Short Answers#

Question 1: Decision Theory and Kernel Methods

(a) Is the loss function \( l(y,\hat{y}) = (\hat{y} - y)^3 \) a good idea or a bad idea for supervised regression? Why?

  • Answer:

    • Bad idea.

    • The cubic loss function does not penalize errors symmetrically. Positive and negative errors of the same magnitude will have different losses. This can lead to undesirable biases in regression estimates.

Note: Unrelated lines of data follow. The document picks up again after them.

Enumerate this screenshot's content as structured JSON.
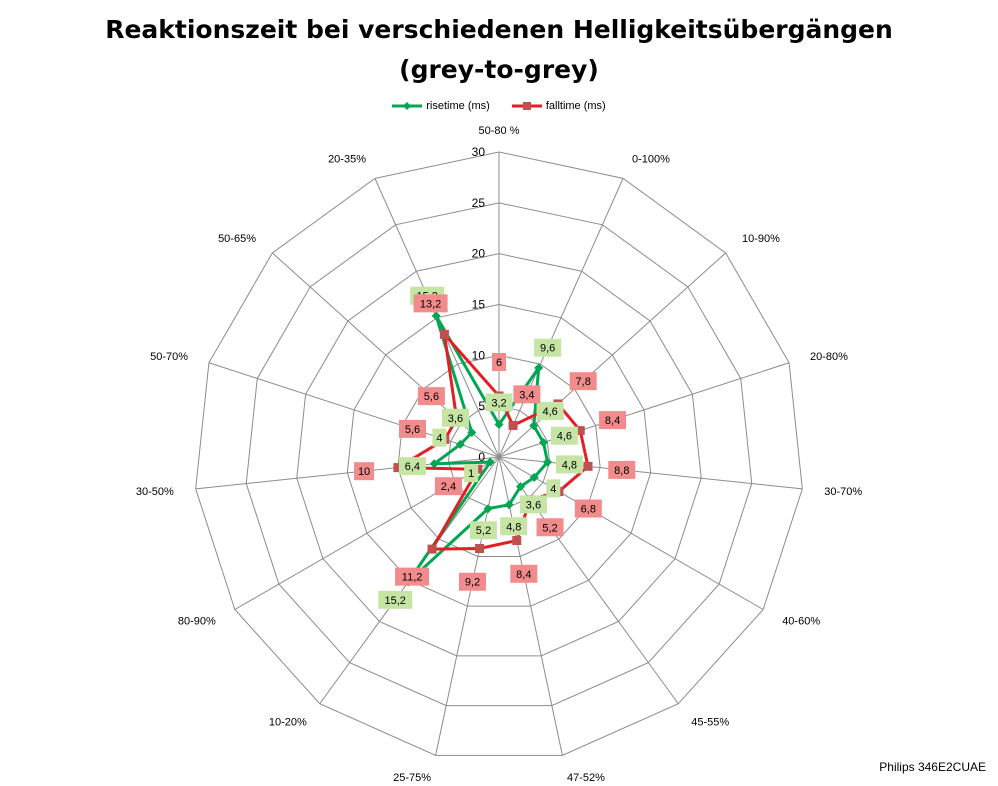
{
  "chart_data": {
    "type": "radar",
    "title": "Reaktionszeit bei verschiedenen Helligkeitsübergängen",
    "subtitle": "(grey-to-grey)",
    "categories": [
      "50-80 %",
      "0-100%",
      "10-90%",
      "20-80%",
      "30-70%",
      "40-60%",
      "45-55%",
      "47-52%",
      "25-75%",
      "10-20%",
      "80-90%",
      "30-50%",
      "50-70%",
      "50-65%",
      "20-35%"
    ],
    "series": [
      {
        "name": "risetime (ms)",
        "color": "#00A651",
        "label_bg": "#C6E5A5",
        "values": [
          3.2,
          9.6,
          4.6,
          4.6,
          4.8,
          4,
          3.6,
          4.8,
          5.2,
          15.2,
          1,
          6.4,
          4,
          3.6,
          15.2
        ]
      },
      {
        "name": "falltime (ms)",
        "color": "#E31E24",
        "label_bg": "#F28B8B",
        "values": [
          6,
          3.4,
          7.8,
          8.4,
          8.8,
          6.8,
          5.2,
          8.4,
          9.2,
          11.2,
          2.4,
          10,
          5.6,
          5.6,
          13.2
        ]
      }
    ],
    "value_labels": {
      "risetime (ms)": [
        "3,2",
        "9,6",
        "4,6",
        "4,6",
        "4,8",
        "4",
        "3,6",
        "4,8",
        "5,2",
        "15,2",
        "1",
        "6,4",
        "4",
        "3,6",
        "15,2"
      ],
      "falltime (ms)": [
        "6",
        "3,4",
        "7,8",
        "8,4",
        "8,8",
        "6,8",
        "5,2",
        "8,4",
        "9,2",
        "11,2",
        "2,4",
        "10",
        "5,6",
        "5,6",
        "13,2"
      ]
    },
    "axis": {
      "min": 0,
      "max": 30,
      "step": 5,
      "tick_labels": [
        "0",
        "5",
        "10",
        "15",
        "20",
        "25",
        "30"
      ]
    },
    "grid": true,
    "legend_position": "top"
  },
  "source_note": "Philips 346E2CUAE"
}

(b) Explain a benefit of using the kernel trick with a polynomial kernel of degree \( p = 12 \) in SVM vs explicit basis expansion.

  • Answer:

    • Computational efficiency.

    • Using the kernel trick, we can compute the inner product in the higher-dimensional space without explicitly computing the transformation. Explicit basis expansion for a degree 12 polynomial would involve computing a large number of polynomial features, which is computationally expensive.

(c) How are support vectors characterized by dual variables \( \lambda_i \) in the soft-margin SVM?

  • Answer:

    • Non-zero values.

    • In the soft-margin SVM, support vectors are data points for which the dual variable \( \lambda_i \) is greater than zero.

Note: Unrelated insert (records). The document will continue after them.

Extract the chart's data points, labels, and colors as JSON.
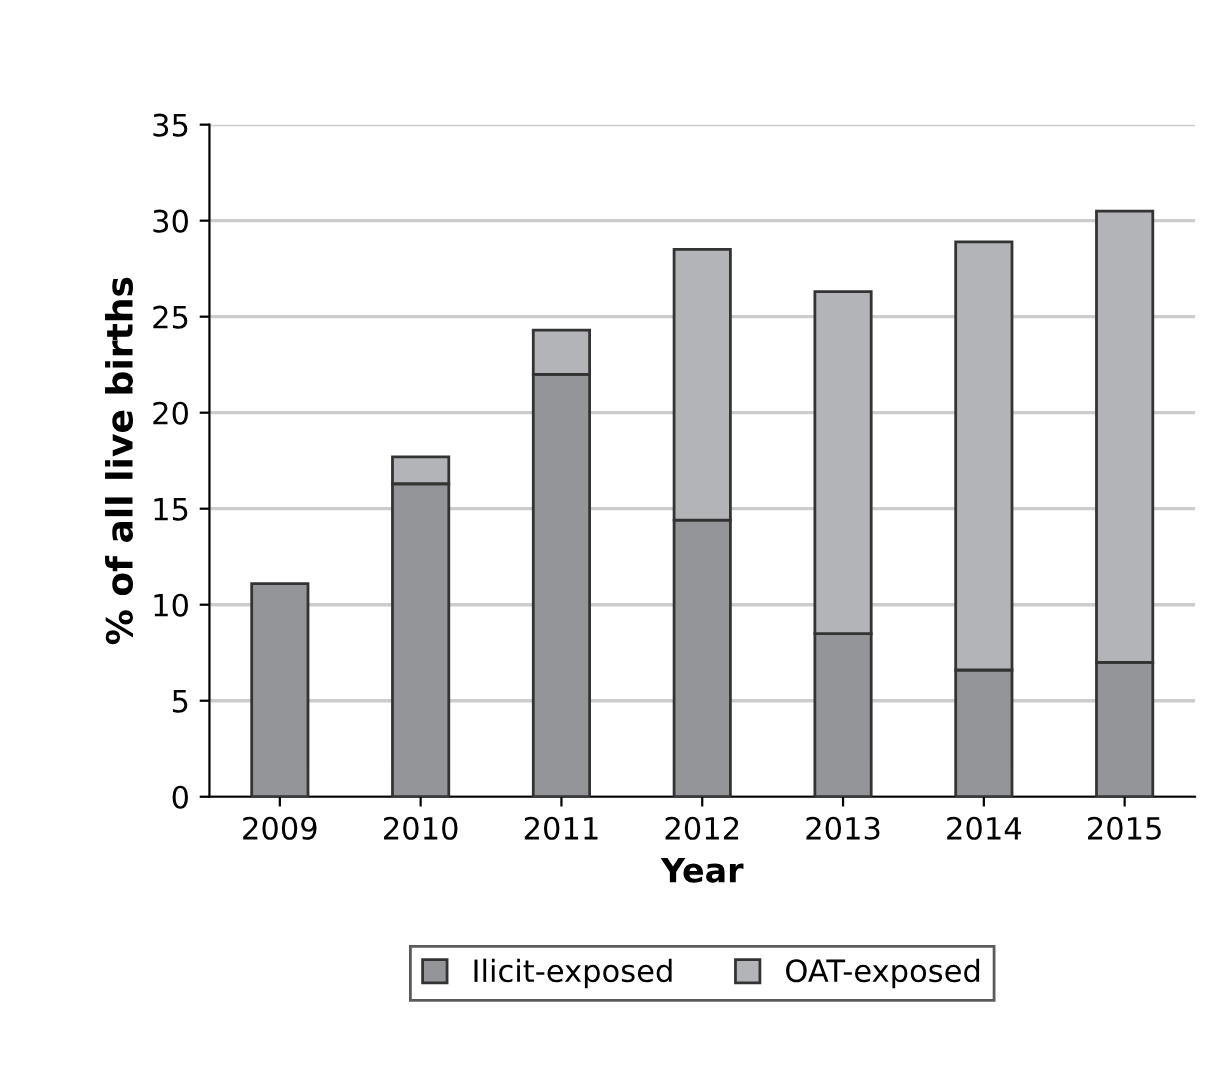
{
  "chart_data": {
    "type": "bar",
    "stacked": true,
    "xlabel": "Year",
    "ylabel": "% of all live births",
    "categories": [
      "2009",
      "2010",
      "2011",
      "2012",
      "2013",
      "2014",
      "2015"
    ],
    "series": [
      {
        "name": "Ilicit-exposed",
        "color": "#939598",
        "values": [
          11.1,
          16.3,
          22.0,
          14.4,
          8.5,
          6.6,
          7.0
        ]
      },
      {
        "name": "OAT-exposed",
        "color": "#b3b4b7",
        "values": [
          null,
          1.4,
          2.3,
          14.1,
          17.8,
          22.3,
          23.5
        ]
      }
    ],
    "ylim": [
      0,
      35
    ],
    "yticks": [
      0,
      5,
      10,
      15,
      20,
      25,
      30,
      35
    ],
    "grid": "y",
    "legend": "bottom"
  }
}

(d) Write an expression relating expected squared loss, bias, and variance.

  • Answer:

    • Expected squared loss = Bias^2 + Variance + Noise.

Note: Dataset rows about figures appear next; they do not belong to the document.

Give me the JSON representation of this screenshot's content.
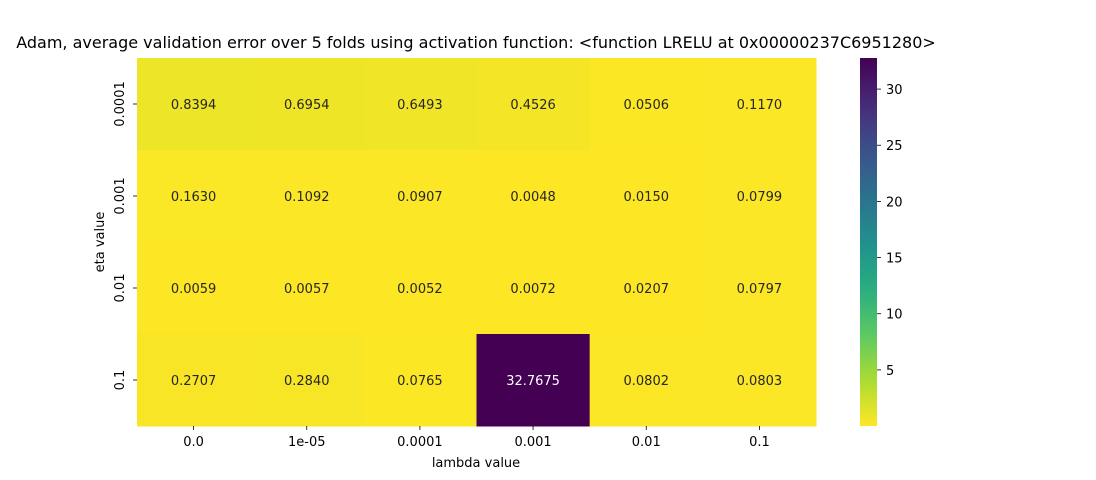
{
  "chart_data": {
    "type": "heatmap",
    "title": "Adam, average validation error over 5 folds using activation function: <function LRELU at 0x00000237C6951280>",
    "xlabel": "lambda value",
    "ylabel": "eta value",
    "x_categories": [
      "0.0",
      "1e-05",
      "0.0001",
      "0.001",
      "0.01",
      "0.1"
    ],
    "y_categories": [
      "0.0001",
      "0.001",
      "0.01",
      "0.1"
    ],
    "values": [
      [
        0.8394,
        0.6954,
        0.6493,
        0.4526,
        0.0506,
        0.117
      ],
      [
        0.163,
        0.1092,
        0.0907,
        0.0048,
        0.015,
        0.0799
      ],
      [
        0.0059,
        0.0057,
        0.0052,
        0.0072,
        0.0207,
        0.0797
      ],
      [
        0.2707,
        0.284,
        0.0765,
        32.7675,
        0.0802,
        0.0803
      ]
    ],
    "cell_labels": [
      [
        "0.8394",
        "0.6954",
        "0.6493",
        "0.4526",
        "0.0506",
        "0.1170"
      ],
      [
        "0.1630",
        "0.1092",
        "0.0907",
        "0.0048",
        "0.0150",
        "0.0799"
      ],
      [
        "0.0059",
        "0.0057",
        "0.0052",
        "0.0072",
        "0.0207",
        "0.0797"
      ],
      [
        "0.2707",
        "0.2840",
        "0.0765",
        "32.7675",
        "0.0802",
        "0.0803"
      ]
    ],
    "colormap": "viridis_r",
    "vmin": 0.0048,
    "vmax": 32.7675,
    "colorbar_ticks": [
      5,
      10,
      15,
      20,
      25,
      30
    ],
    "colorbar_tick_labels": [
      "5",
      "10",
      "15",
      "20",
      "25",
      "30"
    ]
  }
}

(e) How is the objective function for soft-margin SVM a relaxation of the hard-margin SVM objective?

  • Answer:

    • Inclusion of slack variables.

    • Soft-margin SVM introduces slack variables to allow some misclassifications, whereas hard-margin SVM requires perfect separation of data. This makes the soft-margin SVM more flexible and applicable to non-linearly separable data.

Question 2: General Machine Learning

(a) Describe where within multi-armed bandit algorithms like ε-greedy, statistical estimation is performed and how these estimates are used.

  • Answer:

    • Estimation of action values.

    • In ε-greedy, the value of each action (arm) is estimated based on the historical rewards. The algorithm exploits the action with the highest estimated value most of the time, and explores random actions with a probability of ε.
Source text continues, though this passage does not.